— Мить, коня, коня держи! – закричал Чижов.
Митька, сжимающий в руке крышку консервной банки – край отточен,
полоснуть по горлу еще как можно – бросился ловить повод.
— Вот же история с географией, – сердито бормотал Игнат, снова
втыкая шило теперь уже под челюсть «своему» жолнеру – тот наконец
ослаб, выронил саблю.
Осталась за спиной роща, вытоптанная трава меж дубов, раздетые
догола тела жолнеров. А лошади уносили беглецов к речушке, к
зарослям камышей. Там скрыться не выйдет, нужно дальше, но пошел
фарт, пошел же, а?!
…Прижимал к себе ворох шмоток Митька, бил пятками в бока
упрямящегося каурого мерина. Переодеться бы, обуться, оружие
глянуть. Но некогда…. В лагере схватку в роще видеть не могли,
выстрелов не слышали, думают, что беглецы дальше тиканули и жолнеры
их на поле за рощей ловят, малость завозились. Но сообразят, что
дело неладно, выедут глянуть, тут каждая минута на счету….
***
Уходили, путали следы до утра беглецы. На восток коней гнали,
частью по воде. Всё одно найдут: как слух пройдет, так вся округа в
облаву двинется. Нужно иным курсом идти.
На рассвете лошадей убили. Жалко было, слов нет. Не так самих
коней, как ноги собственные слабые, и то, что пожалуй, недалеко
уйдешь. Но имелся план – еще с Гончаром его составляли,
обдумывали.
— Хоть мяса возьмем вдоволь, – сказал Игнат, вытирая саблю. –
Митька, главное, ноги не сбей. Сапоги новые, им разнос нужен. А
тебе еще и портянка тройная. И главное, если потеряемся – помнишь
куда идти?
— Да брось, парень не хуже нас соображает, – Чижов блаженно
затянулся панской папиросой. – Во – в роще на суку висел, чистый
театр.
— Это да, прям Мозжухин[6]. Трагический талант! – подтвердил
Игнат.
Посмеялись. А дальше поводов для веселья было не то чтобы
много.
***
Шли только ночами, шли на север. По слухам, вроде точным,
остатки отрезанной 4-й армии РККА прорвались к границе и ушли
интернироваться к немцам[7]. Как оно там все прошло, было не очень
понятно, но идти на восток было попросту невозможно: и далеко, и
искать именно там будут. Карты нет, да и кто-где на фронте позиции
нынче занимает - абсолютно неизвестно. Ляхи врали, что до Москвы
дошли, но то у них в крови – надуться жабой и обпердеться.

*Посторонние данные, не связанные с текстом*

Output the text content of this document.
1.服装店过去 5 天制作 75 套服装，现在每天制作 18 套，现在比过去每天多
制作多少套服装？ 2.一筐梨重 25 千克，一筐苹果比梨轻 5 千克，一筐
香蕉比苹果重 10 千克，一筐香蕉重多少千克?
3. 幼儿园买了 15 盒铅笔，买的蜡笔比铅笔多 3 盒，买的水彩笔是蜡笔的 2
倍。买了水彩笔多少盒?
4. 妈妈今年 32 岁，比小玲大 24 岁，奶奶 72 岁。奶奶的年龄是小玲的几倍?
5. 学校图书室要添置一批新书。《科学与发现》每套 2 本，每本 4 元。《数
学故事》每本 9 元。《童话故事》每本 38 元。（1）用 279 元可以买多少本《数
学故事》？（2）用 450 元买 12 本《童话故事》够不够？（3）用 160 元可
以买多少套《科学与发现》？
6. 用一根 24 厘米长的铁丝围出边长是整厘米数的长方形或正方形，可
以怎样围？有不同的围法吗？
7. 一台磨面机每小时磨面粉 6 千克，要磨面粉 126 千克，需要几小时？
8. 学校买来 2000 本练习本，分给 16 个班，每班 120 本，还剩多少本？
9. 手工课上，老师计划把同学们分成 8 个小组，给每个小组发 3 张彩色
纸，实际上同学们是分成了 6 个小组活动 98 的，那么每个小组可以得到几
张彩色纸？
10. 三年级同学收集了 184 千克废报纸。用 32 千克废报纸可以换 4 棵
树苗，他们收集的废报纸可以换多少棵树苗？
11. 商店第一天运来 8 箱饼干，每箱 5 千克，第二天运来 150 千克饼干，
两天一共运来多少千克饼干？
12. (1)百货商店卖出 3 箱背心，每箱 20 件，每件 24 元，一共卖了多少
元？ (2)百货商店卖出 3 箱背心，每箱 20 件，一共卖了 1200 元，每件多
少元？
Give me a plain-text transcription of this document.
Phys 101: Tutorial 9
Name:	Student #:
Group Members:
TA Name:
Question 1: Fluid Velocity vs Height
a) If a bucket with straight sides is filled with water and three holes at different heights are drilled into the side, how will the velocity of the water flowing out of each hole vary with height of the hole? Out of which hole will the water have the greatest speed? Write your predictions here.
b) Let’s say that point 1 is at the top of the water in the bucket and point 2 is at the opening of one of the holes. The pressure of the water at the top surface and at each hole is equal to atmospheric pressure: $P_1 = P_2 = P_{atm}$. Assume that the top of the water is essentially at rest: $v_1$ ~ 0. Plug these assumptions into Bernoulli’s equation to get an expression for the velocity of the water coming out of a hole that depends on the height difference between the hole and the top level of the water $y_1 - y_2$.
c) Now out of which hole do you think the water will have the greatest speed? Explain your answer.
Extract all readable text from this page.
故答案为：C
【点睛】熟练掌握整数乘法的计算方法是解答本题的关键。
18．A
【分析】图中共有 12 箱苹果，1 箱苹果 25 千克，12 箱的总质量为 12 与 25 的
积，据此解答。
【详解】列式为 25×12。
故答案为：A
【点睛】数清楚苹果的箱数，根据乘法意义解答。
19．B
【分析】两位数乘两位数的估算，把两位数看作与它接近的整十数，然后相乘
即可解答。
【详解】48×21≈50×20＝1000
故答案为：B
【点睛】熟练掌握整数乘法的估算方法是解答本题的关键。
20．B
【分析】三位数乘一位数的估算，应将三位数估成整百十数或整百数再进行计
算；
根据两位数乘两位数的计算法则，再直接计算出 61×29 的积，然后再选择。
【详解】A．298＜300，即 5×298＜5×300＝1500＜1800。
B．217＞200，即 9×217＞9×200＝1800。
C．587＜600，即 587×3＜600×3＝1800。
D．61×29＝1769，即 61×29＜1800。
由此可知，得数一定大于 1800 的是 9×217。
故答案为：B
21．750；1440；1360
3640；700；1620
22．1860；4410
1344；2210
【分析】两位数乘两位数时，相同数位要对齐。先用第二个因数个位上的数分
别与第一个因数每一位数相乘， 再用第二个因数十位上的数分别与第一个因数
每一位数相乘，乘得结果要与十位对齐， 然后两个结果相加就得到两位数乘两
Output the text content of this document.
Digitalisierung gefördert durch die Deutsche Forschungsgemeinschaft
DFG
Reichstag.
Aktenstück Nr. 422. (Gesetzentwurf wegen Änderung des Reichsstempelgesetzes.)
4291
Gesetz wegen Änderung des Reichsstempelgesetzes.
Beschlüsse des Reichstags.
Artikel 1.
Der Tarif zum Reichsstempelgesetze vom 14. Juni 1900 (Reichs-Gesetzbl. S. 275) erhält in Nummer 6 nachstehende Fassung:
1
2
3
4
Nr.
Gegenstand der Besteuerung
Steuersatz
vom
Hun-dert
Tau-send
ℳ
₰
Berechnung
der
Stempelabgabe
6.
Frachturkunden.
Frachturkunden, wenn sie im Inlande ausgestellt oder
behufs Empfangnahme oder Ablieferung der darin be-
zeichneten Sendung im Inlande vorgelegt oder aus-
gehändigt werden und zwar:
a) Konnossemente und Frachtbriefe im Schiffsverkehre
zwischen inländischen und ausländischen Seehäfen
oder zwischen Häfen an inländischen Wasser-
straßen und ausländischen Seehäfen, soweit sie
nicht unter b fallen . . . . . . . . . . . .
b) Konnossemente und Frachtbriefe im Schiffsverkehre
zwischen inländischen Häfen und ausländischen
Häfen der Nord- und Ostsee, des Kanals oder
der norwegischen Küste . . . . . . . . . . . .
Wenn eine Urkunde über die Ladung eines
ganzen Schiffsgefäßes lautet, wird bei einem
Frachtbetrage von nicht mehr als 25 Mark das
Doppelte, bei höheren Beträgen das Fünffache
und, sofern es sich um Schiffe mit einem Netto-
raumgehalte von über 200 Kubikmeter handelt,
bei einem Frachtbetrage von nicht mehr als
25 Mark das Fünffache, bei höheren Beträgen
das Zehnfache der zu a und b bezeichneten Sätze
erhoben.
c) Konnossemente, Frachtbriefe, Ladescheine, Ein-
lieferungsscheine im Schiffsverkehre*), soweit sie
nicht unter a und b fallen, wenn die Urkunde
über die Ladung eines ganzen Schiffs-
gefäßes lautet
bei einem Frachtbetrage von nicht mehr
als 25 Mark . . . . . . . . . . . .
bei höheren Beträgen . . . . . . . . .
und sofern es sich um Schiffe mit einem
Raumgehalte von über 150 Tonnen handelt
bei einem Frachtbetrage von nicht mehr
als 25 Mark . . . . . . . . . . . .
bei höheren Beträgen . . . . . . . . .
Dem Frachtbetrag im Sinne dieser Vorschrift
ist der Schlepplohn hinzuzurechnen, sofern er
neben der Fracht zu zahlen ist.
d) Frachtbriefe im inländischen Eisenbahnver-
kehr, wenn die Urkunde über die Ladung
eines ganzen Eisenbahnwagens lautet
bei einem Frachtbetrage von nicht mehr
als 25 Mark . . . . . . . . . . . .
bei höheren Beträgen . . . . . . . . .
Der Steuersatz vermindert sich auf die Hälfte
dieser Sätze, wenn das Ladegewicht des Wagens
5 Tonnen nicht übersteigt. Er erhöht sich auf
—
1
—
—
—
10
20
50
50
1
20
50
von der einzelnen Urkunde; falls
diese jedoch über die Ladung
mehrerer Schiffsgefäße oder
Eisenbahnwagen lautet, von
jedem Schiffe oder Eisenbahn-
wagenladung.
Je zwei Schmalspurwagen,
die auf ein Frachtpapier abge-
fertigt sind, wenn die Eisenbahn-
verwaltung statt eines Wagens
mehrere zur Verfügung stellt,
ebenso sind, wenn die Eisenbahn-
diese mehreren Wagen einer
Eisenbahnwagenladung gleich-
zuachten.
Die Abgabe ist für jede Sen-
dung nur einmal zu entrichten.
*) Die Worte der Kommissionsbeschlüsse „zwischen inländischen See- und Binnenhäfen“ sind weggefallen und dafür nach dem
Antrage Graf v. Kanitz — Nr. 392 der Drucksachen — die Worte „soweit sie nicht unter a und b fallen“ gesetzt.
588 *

Те ночи для Митьки Иванова в одну-единую слились. Ноги опять
опухли, болели непрестанно, дождь, считай, каждый день, холодно.
Днем костер считанные разы разводили – когда место дневки надежным
оказывалось. А так – потник за подстилку, да френч жолнерский –
одеялом. Чего им, сволочам, стоило в шинелях за беглецами выехать?
Ладно, хоть белье теплым оказалось, благодарствуем, паны
жолнеры.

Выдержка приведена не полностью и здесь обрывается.